New York State has some laws in place to protect buyers. For instance, there’s a law designed to protect people who invest in a car and end up with a lemon. Disclosure agreements exist to protect the buyer from such a scenario. But despite a home purchase is an even bigger investment than a car, NY State has few requirements in place for making disclosures. Few though does not mean any. Whether you’re a buyer or seller, you should have a good understanding of a seller’s disclosure obligations in a property transfer. Read on to learn what those are.
Disclosure Obligations in NYC
Most property transfers in NYC are done via the principle of “Caveat Emptor” – let the buyer beware. This means that sellers have little duty to disclose defects. It’s up to the buyer to inspect the property for any. If found, all the buyer can do is ask that they are repaired before closing or walk away from the deal.
However, there are exceptions to “caveat emptor.” Such as if the seller has a special relationship of trust with the buyer. For example, a trustee-beneficiary, guardian-ward, agent-principle, or attorney-client relationship. If a seller is found to have actively concealed a defect or impeded the buyer’s efforts to inspect the property, they can be held liable for damages caused by the defect.
The Property Condition Disclosure Act
In 2002, a new law went into effect known as the Property Condition Disclosure Act (PCDA). By this law, sellers must complete a standard form disclosure statement disclosing the exact state of the property. It consists of 48 questions about the property and is organized by topic. It must be completed and delivered to the buyer before they sign the final purchase contract. Failing to do so will result in the seller having to make a $500 credit payment to the buyer at closing.

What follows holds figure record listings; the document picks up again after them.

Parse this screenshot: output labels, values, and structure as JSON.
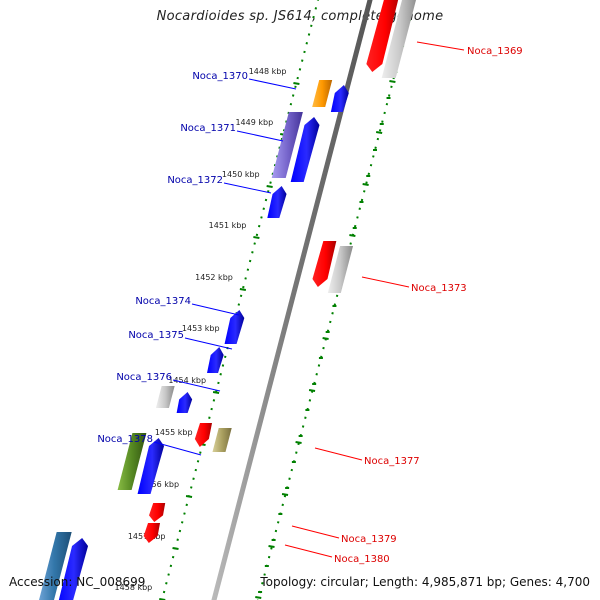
{
  "title": "Nocardioides sp. JS614, complete genome",
  "footer": {
    "accession": "Accession: NC_008699",
    "info": "Topology: circular; Length: 4,985,871 bp; Genes: 4,700"
  },
  "colors": {
    "strand_forward": "#0000ff",
    "strand_reverse": "#ff0000",
    "label_forward": "#0000aa",
    "label_reverse": "#dd0000",
    "tick": "#008000",
    "backbone": "#808080",
    "orange": "#ff9900",
    "purple": "#7766cc",
    "gray": "#bbbbbb",
    "olive": "#aaa060",
    "green": "#558822",
    "steelblue": "#3377aa"
  },
  "ticks": [
    {
      "label": "1448 kbp"
    },
    {
      "label": "1449 kbp"
    },
    {
      "label": "1450 kbp"
    },
    {
      "label": "1451 kbp"
    },
    {
      "label": "1452 kbp"
    },
    {
      "label": "1453 kbp"
    },
    {
      "label": "1454 kbp"
    },
    {
      "label": "1455 kbp"
    },
    {
      "label": "1456 kbp"
    },
    {
      "label": "1457 kbp"
    },
    {
      "label": "1458 kbp"
    }
  ],
  "gene_labels": [
    {
      "name": "Noca_1369",
      "strand": "reverse"
    },
    {
      "name": "Noca_1370",
      "strand": "forward"
    },
    {
      "name": "Noca_1371",
      "strand": "forward"
    },
    {
      "name": "Noca_1372",
      "strand": "forward"
    },
    {
      "name": "Noca_1373",
      "strand": "reverse"
    },
    {
      "name": "Noca_1374",
      "strand": "forward"
    },
    {
      "name": "Noca_1375",
      "strand": "forward"
    },
    {
      "name": "Noca_1376",
      "strand": "forward"
    },
    {
      "name": "Noca_1377",
      "strand": "reverse"
    },
    {
      "name": "Noca_1378",
      "strand": "forward"
    },
    {
      "name": "Noca_1379",
      "strand": "reverse"
    },
    {
      "name": "Noca_1380",
      "strand": "reverse"
    }
  ]
}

The PCDA does Not Require the Seller to Hire an Inspector
It should be noted that, under the PCDA, the seller is under no obligation to carry out a home inspection. All that’s required of them is that they disclose known defects. The very language of the statement makes it clear to the buyer that this is not a warranty or guarantee of the state of the property. The onus is still on the buyer to conduct a home inspection.
Exceptions to the PCDA
The PCDA only applies to “residential real property” – defined as one-to-four family dwellings. It does not include condos, co-ops, vacant land or property that is part of a homeowner’s association. Also, certain types of property transfers are also except such as:
- A court-ordered transfer such as probate, foreclosure, divorce or bankruptcy
- Transfer made to distribute the property of a decedents estate or trust
- A transfer made to the State of New York or any other unit of local government
- Transfer of a newly constructed property that has never previously been inhabited
- A transfer made to another co-owner of the property or spouse or a relative with a common ancestor.
Procedure for Completing the PCDA
Complete the statement by answering each of the questions while providing details of any known defects. You then sign at the bottom, and the completed statement is delivered, usually by your broker, to the buyer or their agent. The seller then signs an acknowledgment of receipt and understanding. If later, you become aware of any defects you must send a revised statement to the buyer. However, you are under no obligation to do this if you discover the defect after closing
Due to the relatively low penalty of $500 for not completed the PCDA, many NYC buyers forgo providing it. Be aware that going this route does not protect you from liability in the case of exceptions to caveat emptor. You should discuss this with your attorney before proceeding. Also, you should have the buyer acknowledge in writing that the credit of $500 was accepted in lieu of the statement.